Similar to the single regressor case, except for the modified adjustment for the degrees of freedom, the \(SER\) is
\[SER = s_{\hat{u}}\text{ where }s_{\hat{u}}^2 = \frac{\sum_i \hat{u}^2_i}{n - k - 1} = \frac{SSR}{n - k - 1}\]
Instead of adjusting for the two degrees of freedom used to estimate two coefficients, we now need to adjust for \(k+1\) estimations.
\[ R^2 = \frac{EES}{TSS} = 1 - \frac{SSR}{TSS} \]
In order to address the inflation problem of the \(R^2\) we can calculated an “adjusted” version to corrects for that \[\bar{R}^2 = 1 - \frac{n-1}{n-k-1}\frac{SSR}{TSS} = 1 - \frac{s_{\hat{u}}^2}{s_Y^2}\]
From our multiple regression of the test scores on STR and the percentage of English learners we have the \(R^2\), \(\bar{R}^2\), and \(SER\)
regress.summary <- summary(regress.results)
regress.summary$r.squared
## [1] 0.4264
regress.summary$adj.r.squared
## [1] 0.4237
regress.summary$sigma
## [1] 14.46
We notice a large increase in the \(R^2 = 0.426\) compared to that of the single regressor estimation 0.051. Adding the percentage of English learners has added a significant increase in the explanatory power of the regression.
Because \(n\) is large compared to the two regressors used, \(\bar{R}^2\) is not very different from \(R^2\).
We must be careful not to let the increase in \(R^2\) (or \(\bar{R}^2\)) drive our choice of regressors. Later in chapter 7 we will cover how to decided on what variables to include.
For multiple regressions we have four assumptions: three of them are updated versions of the single regressor assumptions and one new assumption.
The regressors exhibit perfect multicollinearity if one of the regressors is a linear function of the other regressor.
Assumption A.4 requires that there be no perfect multicollinearity
Perfect multicollinearity can occur if a regressor is accidentally repeated, for example, if we regress \(TestScore\) on \(STR\) and \(STR\) again (R simply ignores the repeated regressor).

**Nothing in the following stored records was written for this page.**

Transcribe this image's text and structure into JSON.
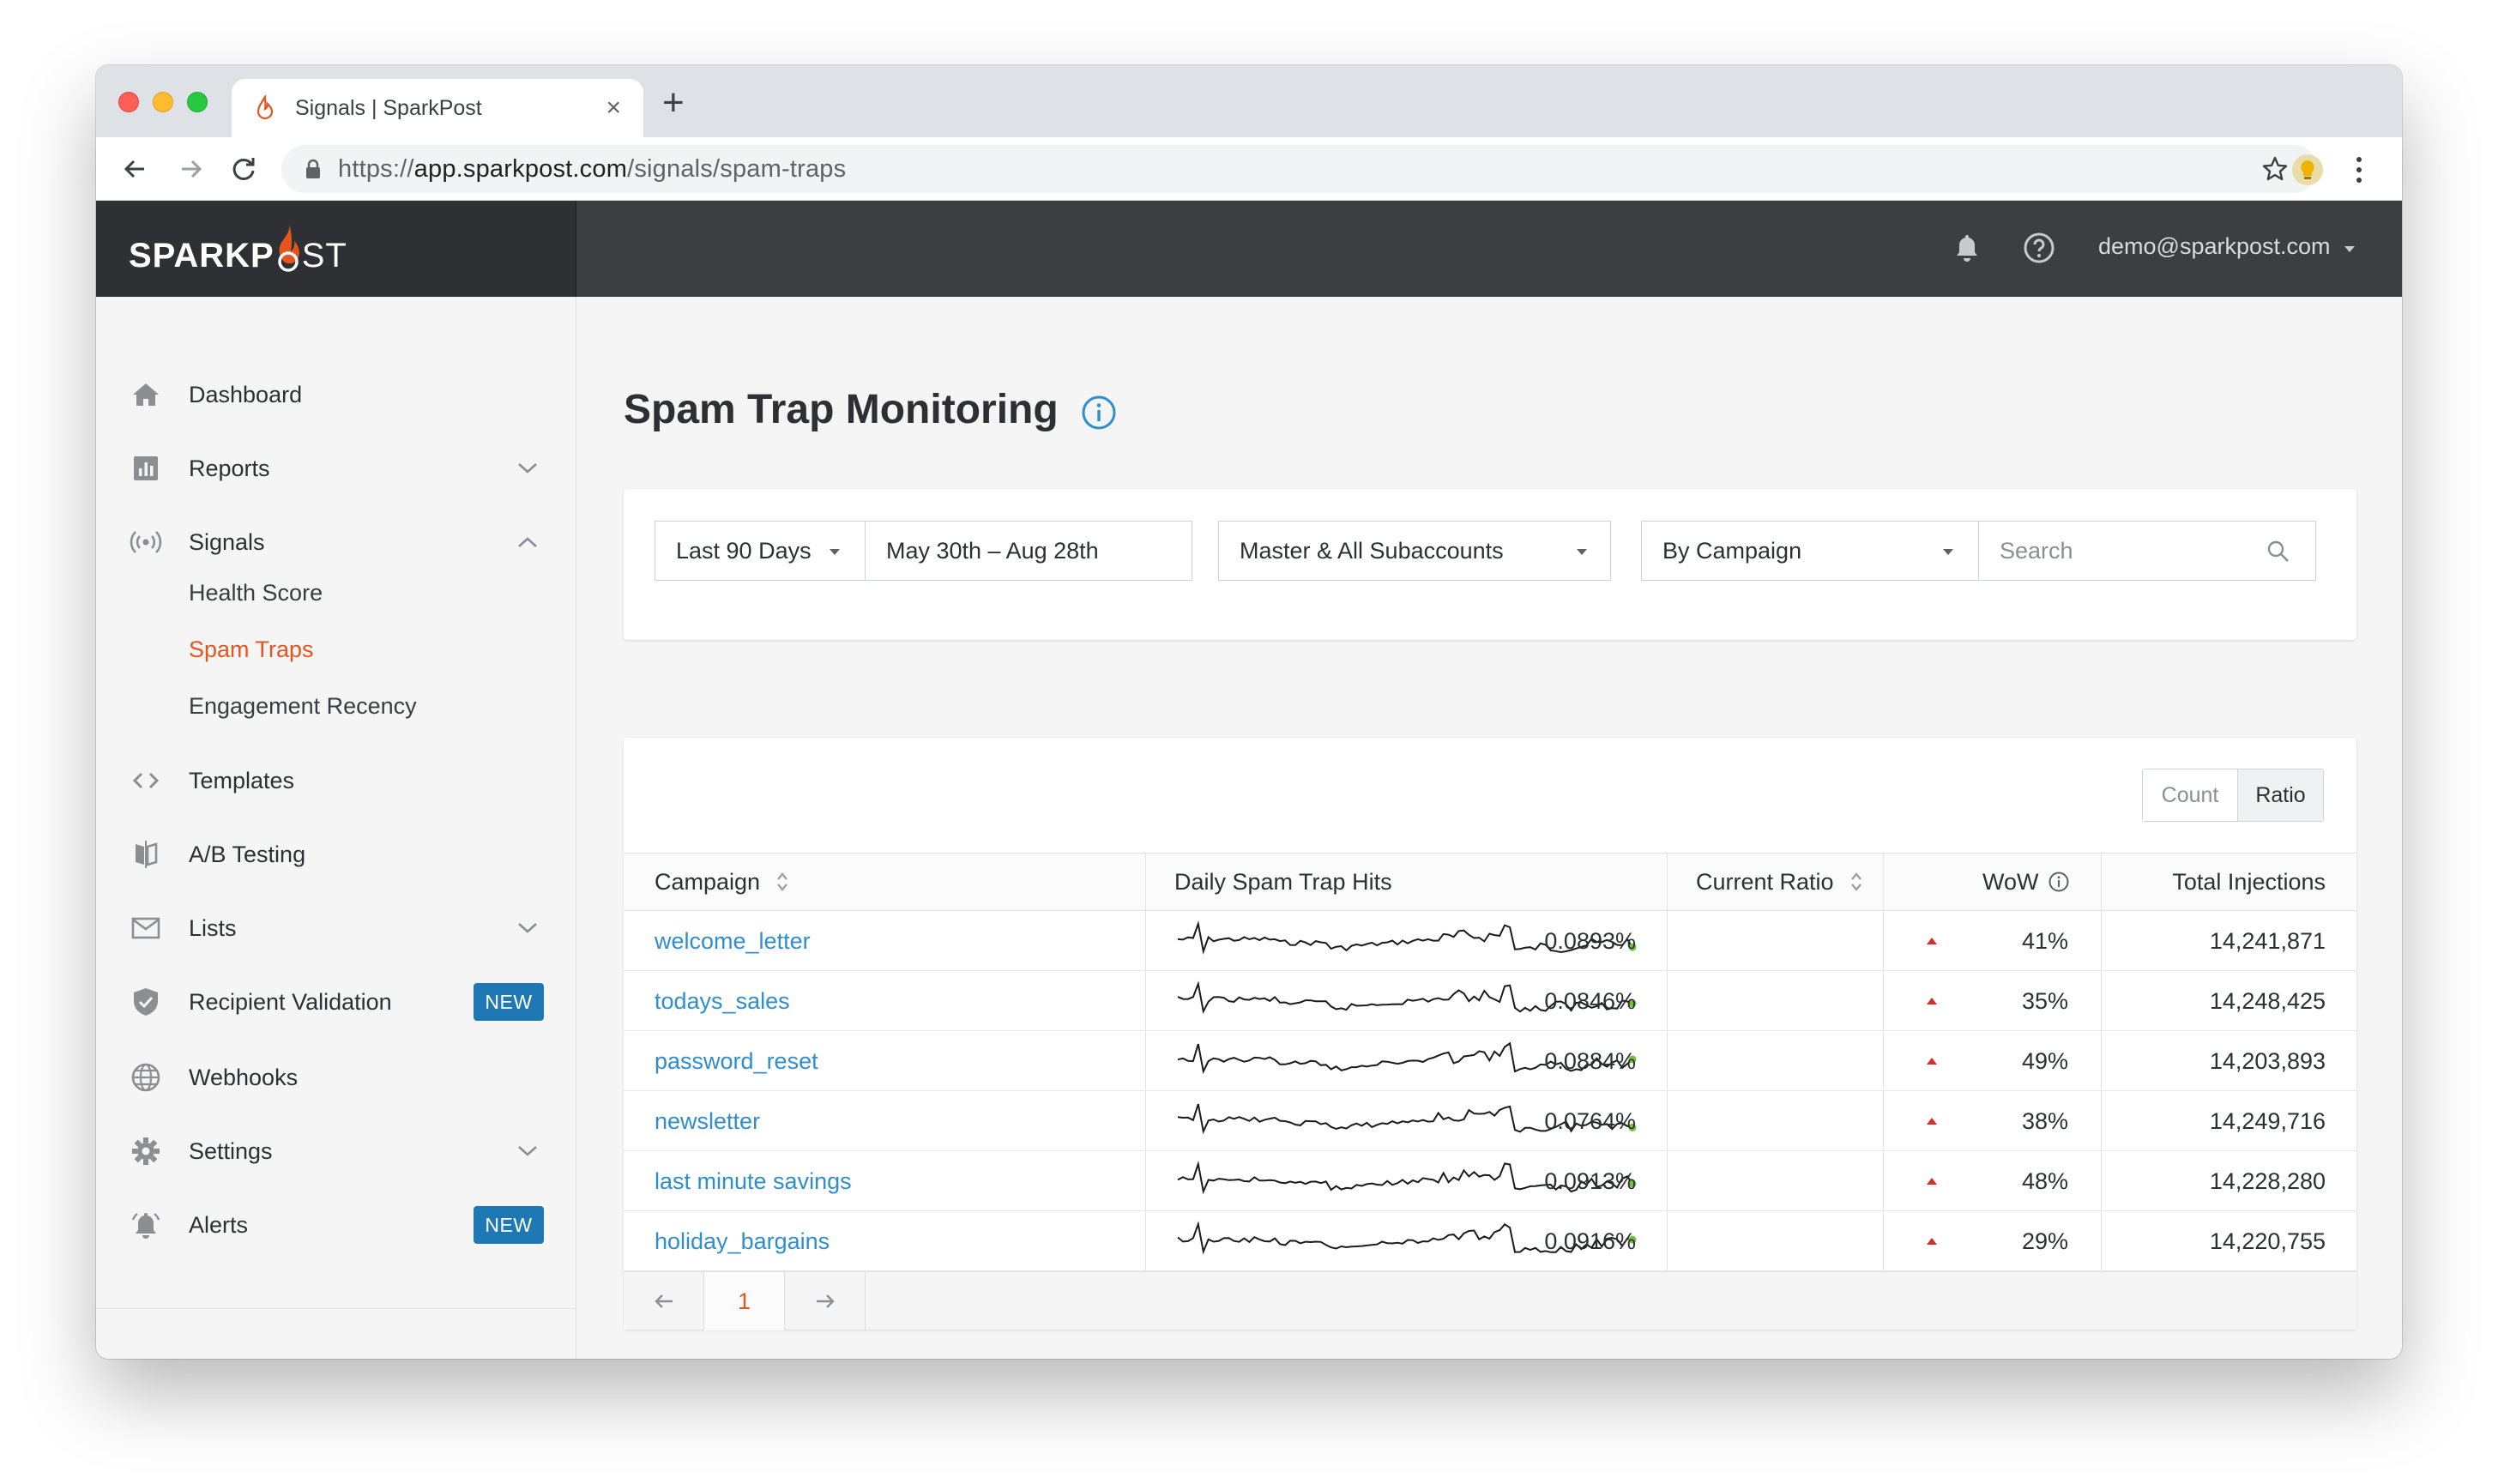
{
  "browser": {
    "tab_title": "Signals | SparkPost",
    "url_scheme": "https://",
    "url_host": "app.sparkpost.com",
    "url_path": "/signals/spam-traps",
    "icons": [
      "back-arrow-icon",
      "forward-arrow-icon",
      "reload-icon",
      "lock-icon",
      "star-icon",
      "extension-icon",
      "kebab-menu-icon"
    ]
  },
  "header": {
    "logo_bold": "SPARKP",
    "logo_light": "ST",
    "user": "demo@sparkpost.com",
    "icons": [
      "bell-icon",
      "help-icon",
      "caret-down-icon"
    ]
  },
  "sidebar": {
    "items": [
      {
        "label": "Dashboard",
        "icon": "home-icon"
      },
      {
        "label": "Reports",
        "icon": "bar-chart-icon"
      },
      {
        "label": "Signals",
        "icon": "signal-icon"
      },
      {
        "label": "Templates",
        "icon": "code-icon"
      },
      {
        "label": "A/B Testing",
        "icon": "ab-testing-icon"
      },
      {
        "label": "Lists",
        "icon": "mail-icon"
      },
      {
        "label": "Recipient Validation",
        "icon": "shield-check-icon",
        "badge": "NEW"
      },
      {
        "label": "Webhooks",
        "icon": "globe-icon"
      },
      {
        "label": "Settings",
        "icon": "gear-icon"
      },
      {
        "label": "Alerts",
        "icon": "alert-bell-icon",
        "badge": "NEW"
      }
    ],
    "signals_sub": [
      "Health Score",
      "Spam Traps",
      "Engagement Recency"
    ],
    "active_sub": "Spam Traps"
  },
  "page": {
    "title": "Spam Trap Monitoring",
    "filters": {
      "range": "Last 90 Days",
      "dates": "May 30th – Aug 28th",
      "subaccount": "Master & All Subaccounts",
      "group_by": "By Campaign",
      "search_placeholder": "Search"
    },
    "toggle": {
      "count": "Count",
      "ratio": "Ratio",
      "selected": "Ratio"
    },
    "columns": [
      "Campaign",
      "Daily Spam Trap Hits",
      "Current Ratio",
      "WoW",
      "Total Injections"
    ],
    "rows": [
      {
        "campaign": "welcome_letter",
        "ratio": "0.0893%",
        "wow": "41%",
        "total": "14,241,871"
      },
      {
        "campaign": "todays_sales",
        "ratio": "0.0846%",
        "wow": "35%",
        "total": "14,248,425"
      },
      {
        "campaign": "password_reset",
        "ratio": "0.0884%",
        "wow": "49%",
        "total": "14,203,893"
      },
      {
        "campaign": "newsletter",
        "ratio": "0.0764%",
        "wow": "38%",
        "total": "14,249,716"
      },
      {
        "campaign": "last minute savings",
        "ratio": "0.0913%",
        "wow": "48%",
        "total": "14,228,280"
      },
      {
        "campaign": "holiday_bargains",
        "ratio": "0.0916%",
        "wow": "29%",
        "total": "14,220,755"
      }
    ],
    "pager": {
      "current": "1"
    },
    "colors": {
      "accent": "#e5561f",
      "link": "#2e8ecf",
      "badge": "#1e78b4",
      "up": "#d0312d",
      "spark_end": "#72c23e"
    }
  }
}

This could also occur if a regressor is a multiple of another.
Mathematically, this is not allowed because it leads to division by zero Intuitively, we cannot logically think of measuring the effect of \(STR\) while holding other regressors constant since the other regressor is \(STR\) as well (or a multiple of)
Fraction of English learners
“Not very small” classes:
Let \(NVS_i = 1 \) if \( STR_i \geq 12\)
None of the data available has \(STR_i \le 12 \) therefore \( NVS_i\) is always equal to \(1\).
Suppose we want to categorize school districts as rural, suburban, and urban
Imperfect multicollinearity means that two or more regressors are highly correlated. It differs from perfect multicollinearity it that they don’t have to be exact linear functions of each other.